Leaders are consistent helpers. They help people overcome their issues on the way to everyone becoming healthier. They even help train their teammates to teach others to become healthier.

This is what the world needs more of: selfless leaders fighting for the highest good of those they lead. If we had millions of these types of leaders inside teams and organizations and families, we would experience different levels of Peace worldwide.

Is that you? Is that your intent? If so, you are who I am called to serve. My Purpose is to raise up Liberators around the world—the freedom fighters we have been talking about. As a co‐founder of GiANT, we have built certifications and systems to help scale these leaders inside every organization and equip coaches and consultants to bring Peace wherever they go. Liberation becomes a lifestyle that impacts every circle of influence in your life.

Conquering Chaos

Chaos is everywhere, but it doesn't have to be. It is your choice to either conquer it or allow it to reside in your mind, body, and spirit. It will cause you to go to war with the things set to destroy you.

Ronald Reagan was a fantastic uniter who wasn't afraid of a fight. He said it like this: “Peace is not absence of conflict; it is the ability to handle conflict by peaceful means.”

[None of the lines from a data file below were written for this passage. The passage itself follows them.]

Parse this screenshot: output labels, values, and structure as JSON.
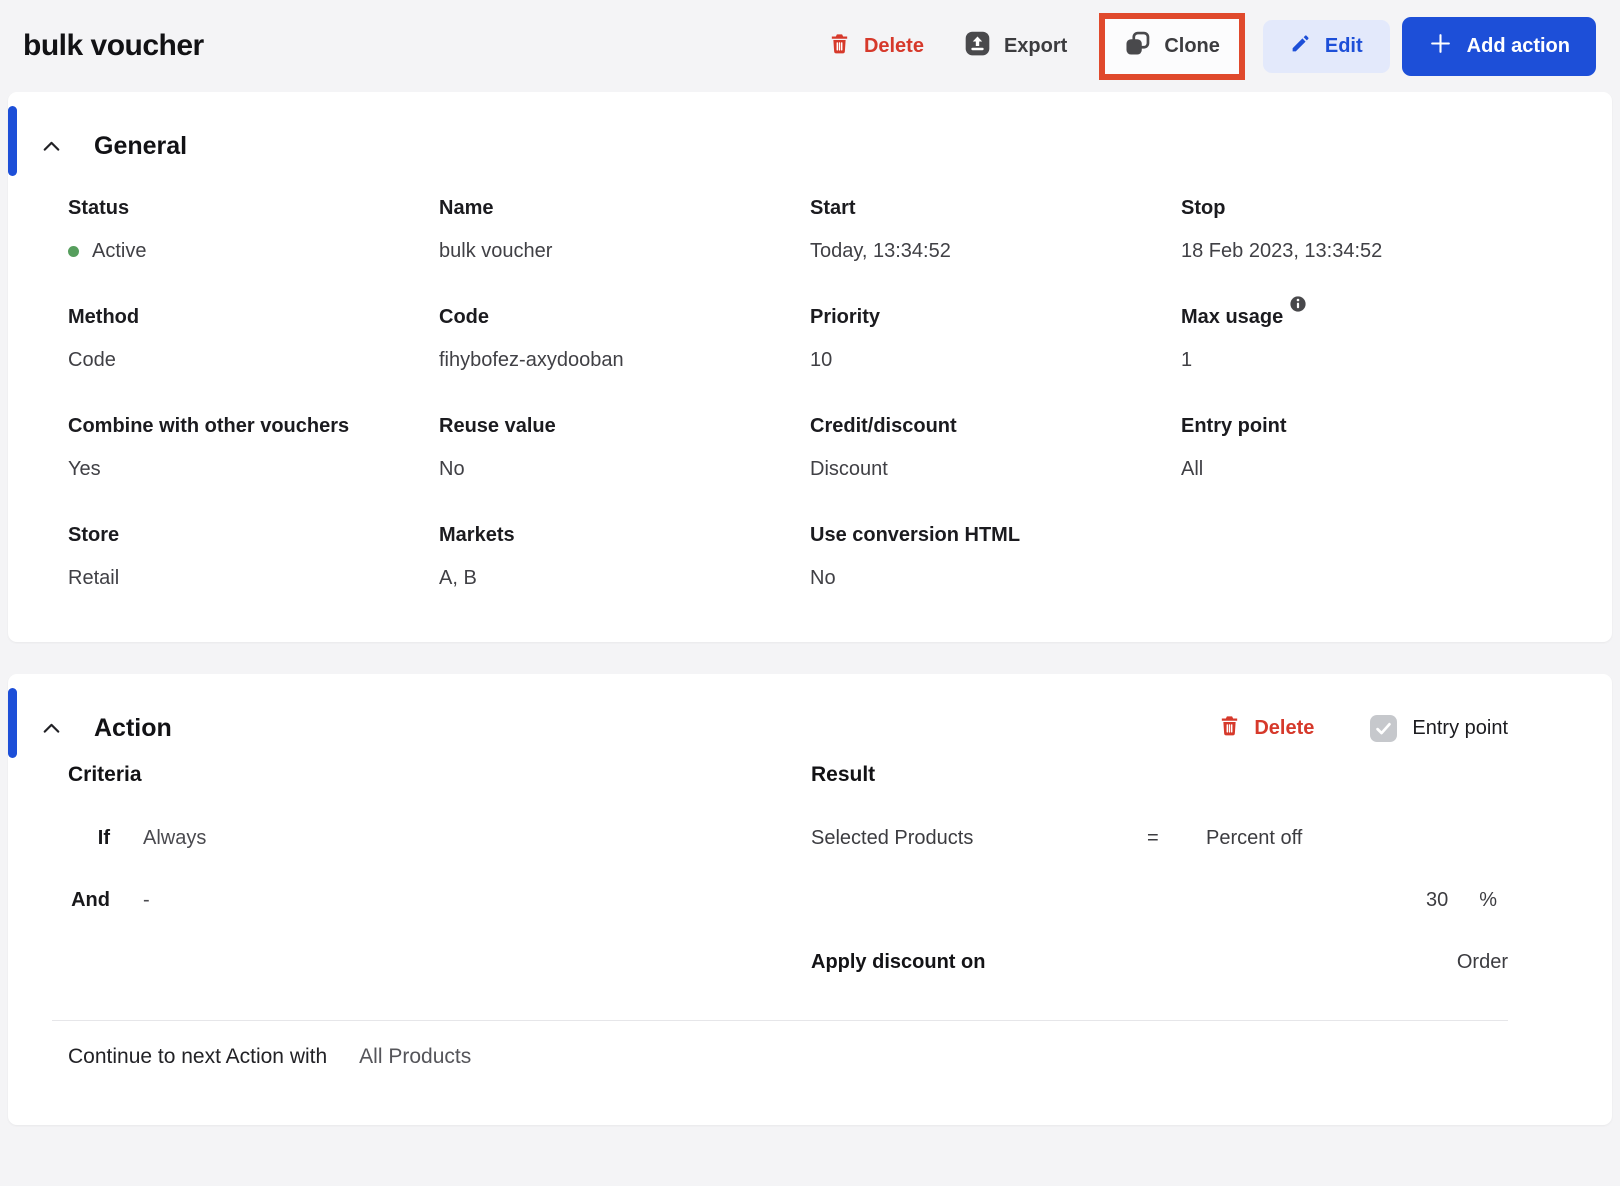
{
  "header": {
    "title": "bulk voucher",
    "delete_label": "Delete",
    "export_label": "Export",
    "clone_label": "Clone",
    "edit_label": "Edit",
    "add_action_label": "Add action"
  },
  "colors": {
    "accent_blue": "#1d4fd8",
    "edit_button_bg": "#e3e9fb",
    "danger_red": "#d6392b",
    "annotation_box_red": "#e0492c",
    "status_green": "#569e5d",
    "page_bg": "#f4f4f6"
  },
  "general": {
    "title": "General",
    "fields": [
      {
        "label": "Status",
        "value": "Active"
      },
      {
        "label": "Name",
        "value": "bulk voucher"
      },
      {
        "label": "Start",
        "value": "Today, 13:34:52"
      },
      {
        "label": "Stop",
        "value": "18 Feb 2023, 13:34:52"
      },
      {
        "label": "Method",
        "value": "Code"
      },
      {
        "label": "Code",
        "value": "fihybofez-axydooban"
      },
      {
        "label": "Priority",
        "value": "10"
      },
      {
        "label": "Max usage",
        "value": "1"
      },
      {
        "label": "Combine with other vouchers",
        "value": "Yes"
      },
      {
        "label": "Reuse value",
        "value": "No"
      },
      {
        "label": "Credit/discount",
        "value": "Discount"
      },
      {
        "label": "Entry point",
        "value": "All"
      },
      {
        "label": "Store",
        "value": "Retail"
      },
      {
        "label": "Markets",
        "value": "A, B"
      },
      {
        "label": "Use conversion HTML",
        "value": "No"
      }
    ]
  },
  "action": {
    "title": "Action",
    "delete_label": "Delete",
    "entry_point_label": "Entry point",
    "entry_point_checked": true,
    "criteria": {
      "title": "Criteria",
      "rows": [
        {
          "label": "If",
          "value": "Always"
        },
        {
          "label": "And",
          "value": "-"
        }
      ]
    },
    "result": {
      "title": "Result",
      "row1": {
        "left": "Selected Products",
        "op": "=",
        "right": "Percent off"
      },
      "row2": {
        "value": "30",
        "unit": "%"
      },
      "row3": {
        "label": "Apply discount on",
        "value": "Order"
      }
    },
    "footer": {
      "label": "Continue to next Action with",
      "value": "All Products"
    }
  }
}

There are external conflicts around every turn. It is the internal conflicts we are trying to tame. The Peace Index helps you know where you need to work on yourself. It is also a beautiful tool to help others grow.

The truth is that people are messy, full of chaos and unrest. They lead complex lives full of drama because of the cause‐and‐effect reality of actions and reactions. It is not your ultimate responsibility for their growth. They will want to grow to become healthier. For example, the Sherpa on Mt. Everest never carries anyone up the mountain. Your job is to call them up, show them how to build a game plan, and walk alongside them. If they choose to walk off the mountain, that is not your responsibility.

Your role is to be a healthy leader who fights for the highest possible good of the person you lead until it becomes a reality. Your job is to take care of your People.